Move Through Your Grief

I now prioritise this time, I feel the guilt rapidly disappearing from my ‘I shouldn’t be doing things for myself’ shoulders.



Bobbing up and down in the waves, smiling, my friend beside me, I have come along way from the sea-shy, would NEVER get in the cold water (especially never without a wetsuit), never-get-me-in-the-sea girl. Being in the sea once-a-day for 15 minutes is transforming my life. I allocate this time, I PRIORITISE this time, it is MY time. Not only are there so may purported benefits of cold water swimming, moving in any way is of vast benefit to us.


I have only discovered 'my thing' what I like doing, what brings me the MOST out of a limited schedule time-wise with the maximum time:benefit ratio. And as I now prioritise this time, I feel the guilt rapidly disappearing from my ‘I shouldn’t be doing things for myself’ shoulders.

MOVING is paramount, it aids our mental health and there are so many reasons why exercising is so important. Leading trauma psychiatrist Dr. Bessel Van Der Kolk addresses the issues of immobility in trauma. When we are in an immobilised state, trauma and fear get wedged in our bodies (and our subconscious). We need healthy daily rituals to help encourage that negativity out – he cites physical exercise as one of the most important things we can do to avoid an energetic shutdown.

MOVE SO THAT YOU DO NOT GET STUCK IN A FEAR RESPONSE.


When we move, we decrease cortisol levels which enables us to respond to stress differently. It will help you to rationalise things more logically and operate from lower levels of ‘stressed to F@*$ brain’!

KEEP IT SIMPLE


Moving can be simple, it doesn’t have to be a spin class, an hour’s run, a HIIT workout, a hike up a mountain. It can be anything you want: dance in the kitchen to your favourite tune for 10 minutes, lunge your way to the door (?!), do a relaxing stretching routine (youtube has SO may options). Find YOUR version of moving.

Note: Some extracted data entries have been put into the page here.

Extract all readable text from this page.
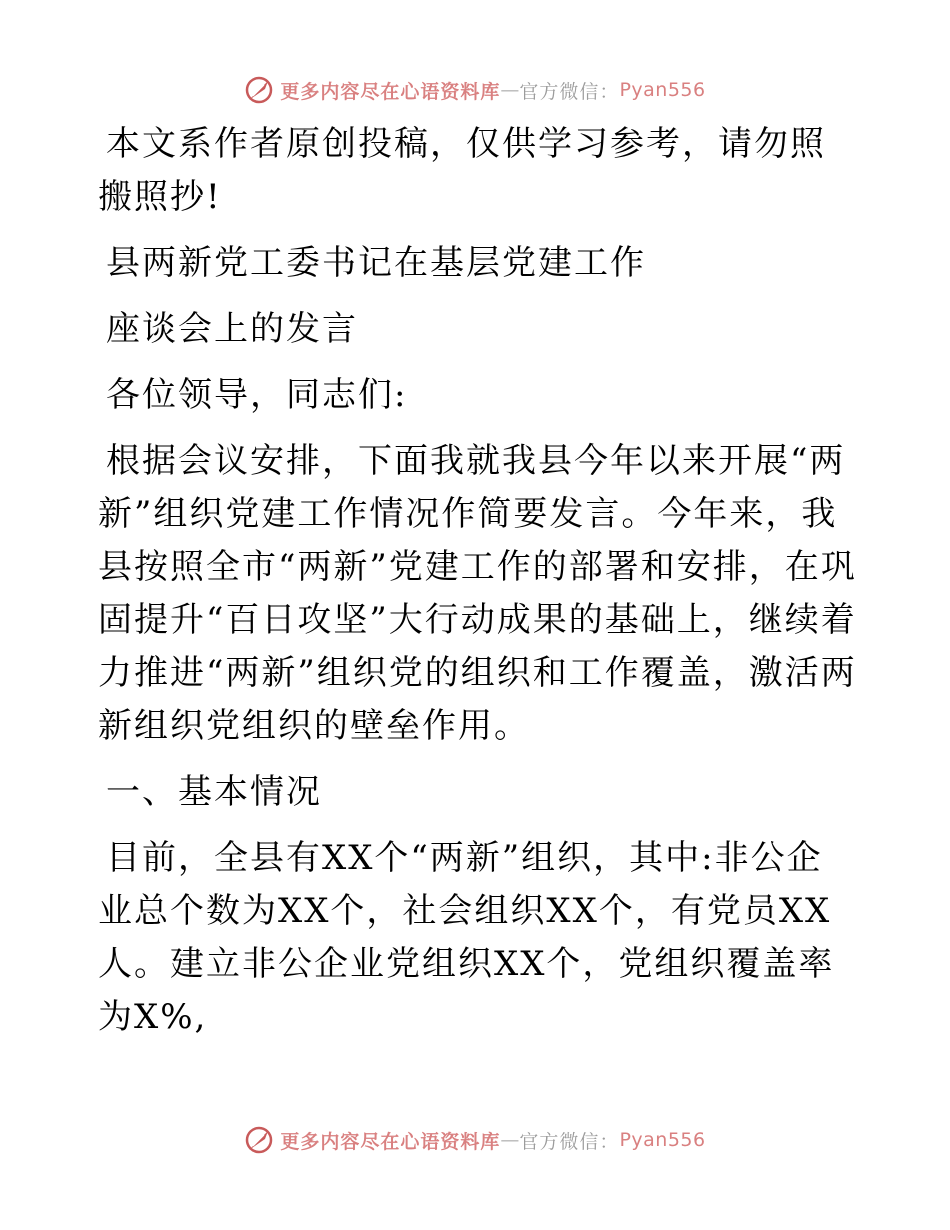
更多内容尽在心语资料库 — 官方微信： Pyan556

本文系作者原创投稿，仅供学习参考，请勿照搬照抄!

县两新党工委书记在基层党建工作

座谈会上的发言

各位领导，同志们:

根据会议安排，下面我就我县今年以来开展“两新”组织党建工作情况作简要发言。今年来，我县按照全市“两新”党建工作的部署和安排，在巩固提升“百日攻坚”大行动成果的基础上，继续着力推进“两新”组织党的组织和工作覆盖，激活两新组织党组织的壁垒作用。

一、基本情况

目前，全县有XX个“两新”组织，其中:非公企业总个数为XX个，社会组织XX个，有党员XX人。建立非公企业党组织XX个，党组织覆盖率为X%,

更多内容尽在心语资料库 — 官方微信： Pyan556
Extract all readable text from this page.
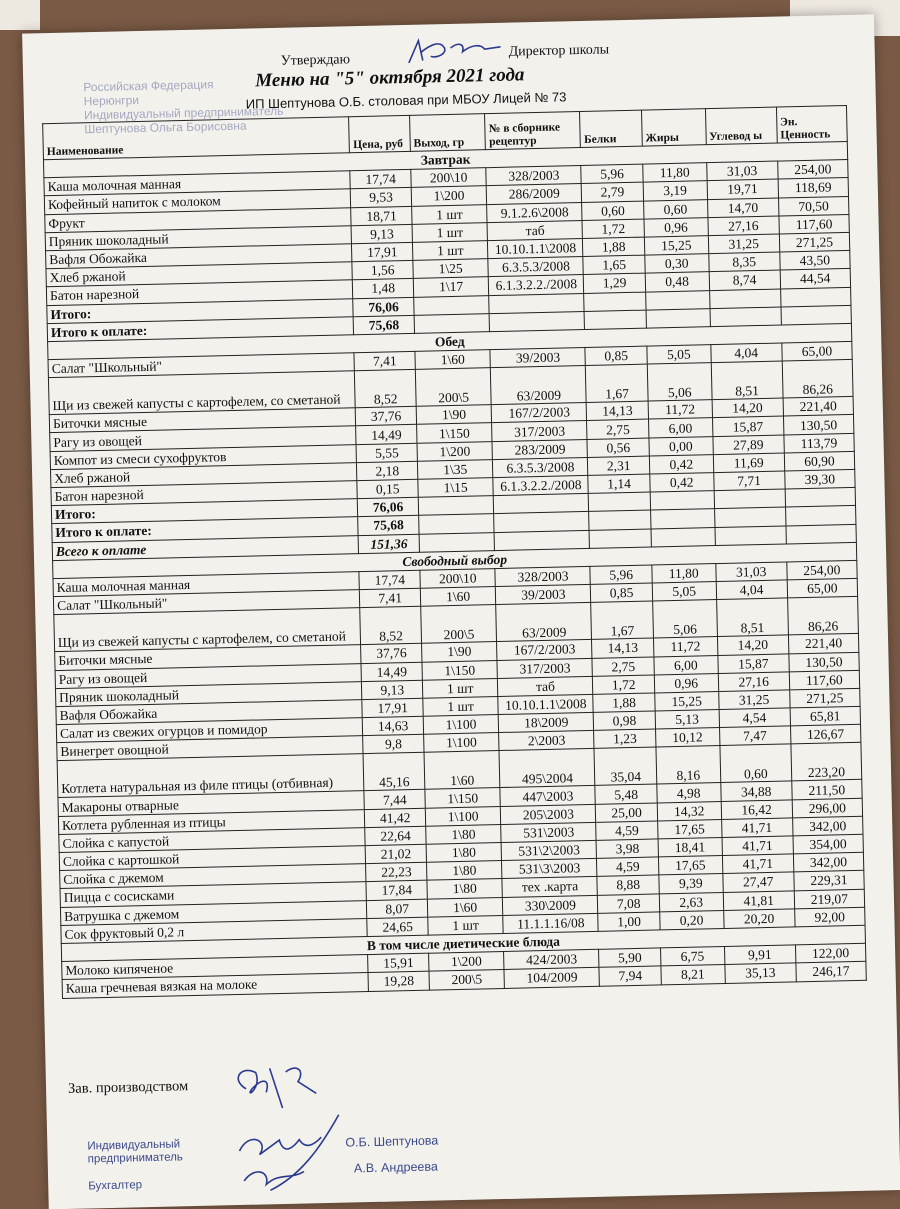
Российская Федерация
Нерюнгри
Индивидуальный предприниматель
Шептунова Ольга Борисовна
Утверждаю
Директор школы
Меню на "5" октября 2021 года
ИП Шептунова О.Б. столовая при МБОУ Лицей № 73
Наименование	Цена, руб	Выход, гр	№ в сборнике рецептур	Белки	Жиры	Углевод ы	Эн. Ценность
Завтрак							
Каша молочная манная	17,74	200\10	328/2003	5,96	11,80	31,03	254,00
Кофейный напиток с молоком	9,53	1\200	286/2009	2,79	3,19	19,71	118,69
Фрукт	18,71	1 шт	9.1.2.6\2008	0,60	0,60	14,70	70,50
Пряник шоколадный	9,13	1 шт	таб	1,72	0,96	27,16	117,60
Вафля Обожайка	17,91	1 шт	10.10.1.1\2008	1,88	15,25	31,25	271,25
Хлеб ржаной	1,56	1\25	6.3.5.3/2008	1,65	0,30	8,35	43,50
Батон нарезной	1,48	1\17	6.1.3.2.2./2008	1,29	0,48	8,74	44,54
Итого:	76,06						
Итого к оплате:	75,68						
Обед							
Салат "Школьный"	7,41	1\60	39/2003	0,85	5,05	4,04	65,00
Щи из свежей капусты с картофелем, со сметаной	8,52	200\5	63/2009	1,67	5,06	8,51	86,26
Биточки мясные	37,76	1\90	167/2/2003	14,13	11,72	14,20	221,40
Рагу из овощей	14,49	1\150	317/2003	2,75	6,00	15,87	130,50
Компот из смеси сухофруктов	5,55	1\200	283/2009	0,56	0,00	27,89	113,79
Хлеб ржаной	2,18	1\35	6.3.5.3/2008	2,31	0,42	11,69	60,90
Батон нарезной	0,15	1\15	6.1.3.2.2./2008	1,14	0,42	7,71	39,30
Итого:	76,06						
Итого к оплате:	75,68						
Всего к оплате	151,36						
Свободный выбор							
Каша молочная манная	17,74	200\10	328/2003	5,96	11,80	31,03	254,00
Салат "Школьный"	7,41	1\60	39/2003	0,85	5,05	4,04	65,00
Щи из свежей капусты с картофелем, со сметаной	8,52	200\5	63/2009	1,67	5,06	8,51	86,26
Биточки мясные	37,76	1\90	167/2/2003	14,13	11,72	14,20	221,40
Рагу из овощей	14,49	1\150	317/2003	2,75	6,00	15,87	130,50
Пряник шоколадный	9,13	1 шт	таб	1,72	0,96	27,16	117,60
Вафля Обожайка	17,91	1 шт	10.10.1.1\2008	1,88	15,25	31,25	271,25
Салат из свежих огурцов и помидор	14,63	1\100	18\2009	0,98	5,13	4,54	65,81
Винегрет овощной	9,8	1\100	2\2003	1,23	10,12	7,47	126,67
Котлета натуральная из филе птицы (отбивная)	45,16	1\60	495\2004	35,04	8,16	0,60	223,20
Макароны отварные	7,44	1\150	447\2003	5,48	4,98	34,88	211,50
Котлета рубленная из птицы	41,42	1\100	205\2003	25,00	14,32	16,42	296,00
Слойка с капустой	22,64	1\80	531\2003	4,59	17,65	41,71	342,00
Слойка с картошкой	21,02	1\80	531\2\2003	3,98	18,41	41,71	354,00
Слойка с джемом	22,23	1\80	531\3\2003	4,59	17,65	41,71	342,00
Пицца с сосисками	17,84	1\80	тех .карта	8,88	9,39	27,47	229,31
Ватрушка с джемом	8,07	1\60	330\2009	7,08	2,63	41,81	219,07
Сок фруктовый 0,2 л	24,65	1 шт	11.1.1.16/08	1,00	0,20	20,20	92,00
В том числе диетические блюда							
Молоко кипяченое	15,91	1\200	424/2003	5,90	6,75	9,91	122,00
Каша гречневая вязкая на молоке	19,28	200\5	104/2009	7,94	8,21	35,13	246,17
Зав. производством
Индивидуальный предприниматель
О.Б. Шептунова
Бухгалтер
А.В. Андреева
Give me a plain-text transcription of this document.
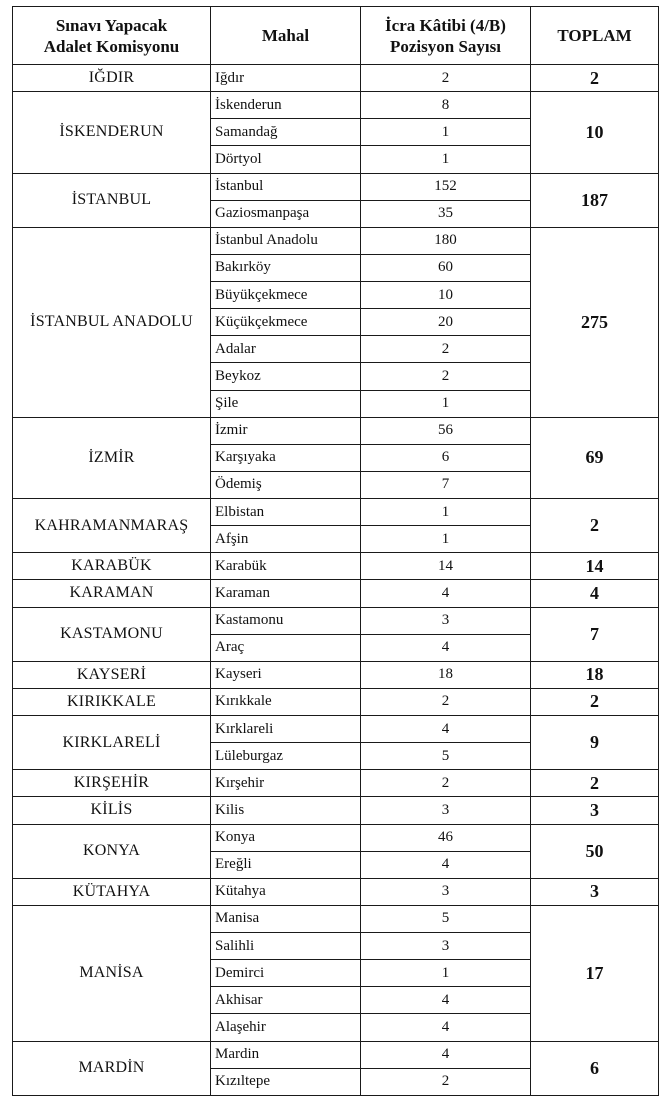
Sınavı Yapacak
Adalet Komisyonu	Mahal	İcra Kâtibi (4/B)
Pozisyon Sayısı	TOPLAM
IĞDIR	Iğdır	2	2
İSKENDERUN	İskenderun	8	10
	Samandağ	1	
	Dörtyol	1	
İSTANBUL	İstanbul	152	187
	Gaziosmanpaşa	35	
İSTANBUL ANADOLU	İstanbul Anadolu	180	275
	Bakırköy	60	
	Büyükçekmece	10	
	Küçükçekmece	20	
	Adalar	2	
	Beykoz	2	
	Şile	1	
İZMİR	İzmir	56	69
	Karşıyaka	6	
	Ödemiş	7	
KAHRAMANMARAŞ	Elbistan	1	2
	Afşin	1	
KARABÜK	Karabük	14	14
KARAMAN	Karaman	4	4
KASTAMONU	Kastamonu	3	7
	Araç	4	
KAYSERİ	Kayseri	18	18
KIRIKKALE	Kırıkkale	2	2
KIRKLARELİ	Kırklareli	4	9
	Lüleburgaz	5	
KIRŞEHİR	Kırşehir	2	2
KİLİS	Kilis	3	3
KONYA	Konya	46	50
	Ereğli	4	
KÜTAHYA	Kütahya	3	3
MANİSA	Manisa	5	17
	Salihli	3	
	Demirci	1	
	Akhisar	4	
	Alaşehir	4	
MARDİN	Mardin	4	6
	Kızıltepe	2	
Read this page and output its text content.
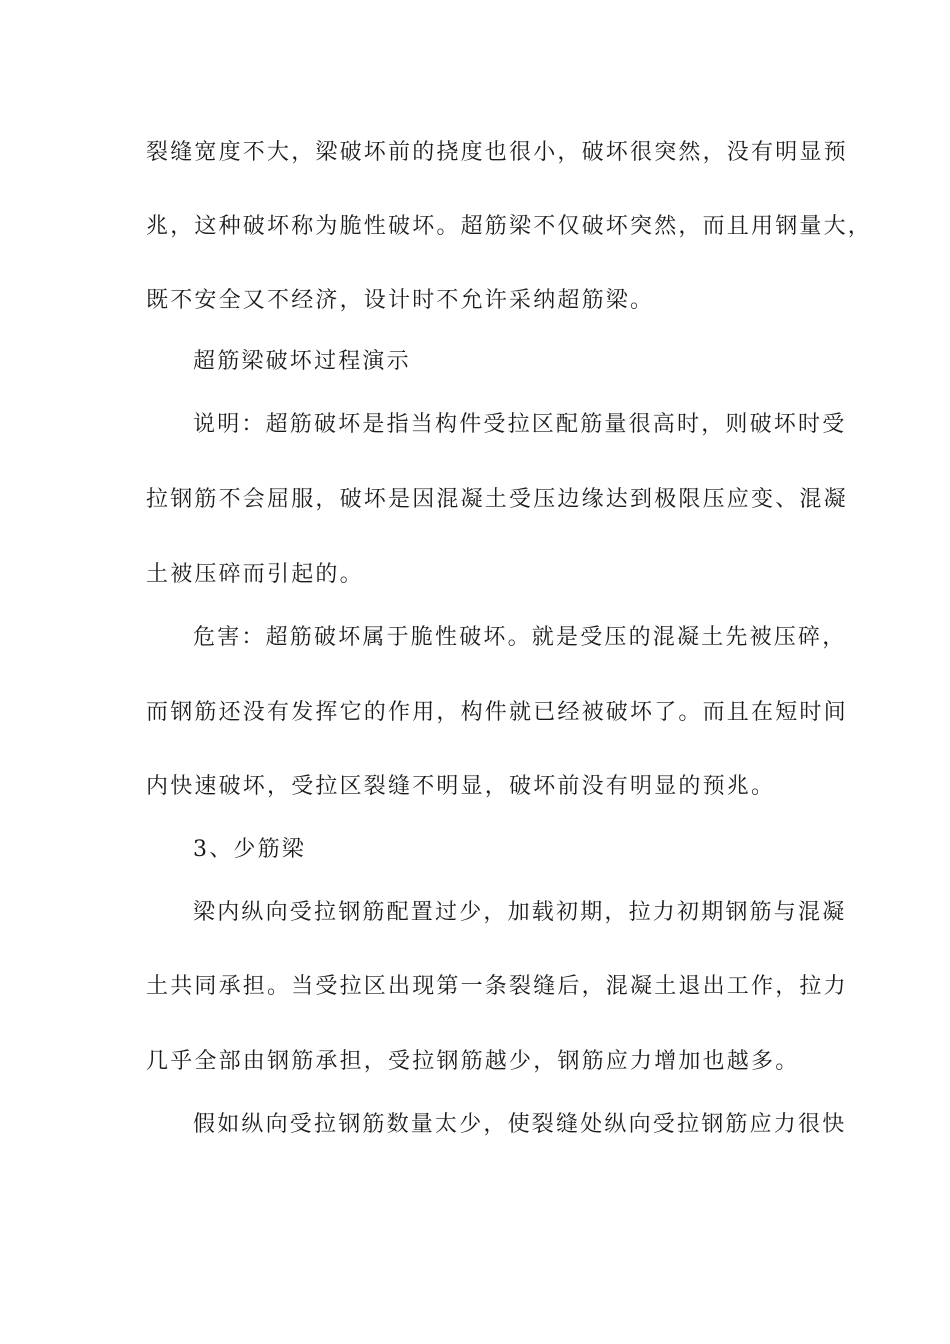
裂缝宽度不大，梁破坏前的挠度也很小，破坏很突然，没有明显预
兆，这种破坏称为脆性破坏。超筋梁不仅破坏突然，而且用钢量大，
既不安全又不经济，设计时不允许采纳超筋梁。
超筋梁破坏过程演示
说明：超筋破坏是指当构件受拉区配筋量很高时，则破坏时受
拉钢筋不会屈服，破坏是因混凝土受压边缘达到极限压应变、混凝
土被压碎而引起的。
危害：超筋破坏属于脆性破坏。就是受压的混凝土先被压碎，
而钢筋还没有发挥它的作用，构件就已经被破坏了。而且在短时间
内快速破坏，受拉区裂缝不明显，破坏前没有明显的预兆。
3、少筋梁
梁内纵向受拉钢筋配置过少，加载初期，拉力初期钢筋与混凝
土共同承担。当受拉区出现第一条裂缝后，混凝土退出工作，拉力
几乎全部由钢筋承担，受拉钢筋越少，钢筋应力增加也越多。
假如纵向受拉钢筋数量太少，使裂缝处纵向受拉钢筋应力很快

My favourite at the moment is incorporating Sarah Gorman's ‘shake it off’ stress release video. I got in touch with her as I am such a fan of her workouts, and the shake it off carer workout routine she did was just for you! It is perfect.

Keep it simple enough that you will stick to it, the key is – no pressure! Just begin by telling yourself you can do it. Give yourself permission to move everyday and you will create a new, invaluable habit. It takes 30 days to form a new habit – 30 days of daily repetition create new neural-pathways and thus a new positive pattern in your life.

I cannot emphasise strongly enough how much moving/exercising has carried and boosted me. I have tried many different ways of exercising and as a busy single mum and carer to my husband (oh and work!), some days I literally make the evening kitchen-post-cooking-mammoth-clear-up my exercise routine – from frantic mopping to squatting at the sink to tricep dips on the counter a few choice Chesney Hawkes tunes blaring out (!) – get creative, SMILE, enjoy it, don’t put yourself under pressure just commit to 5 minutes a week to begin with if you feel that’s what that you can achieve.

I promise it will have a positive impact on your life.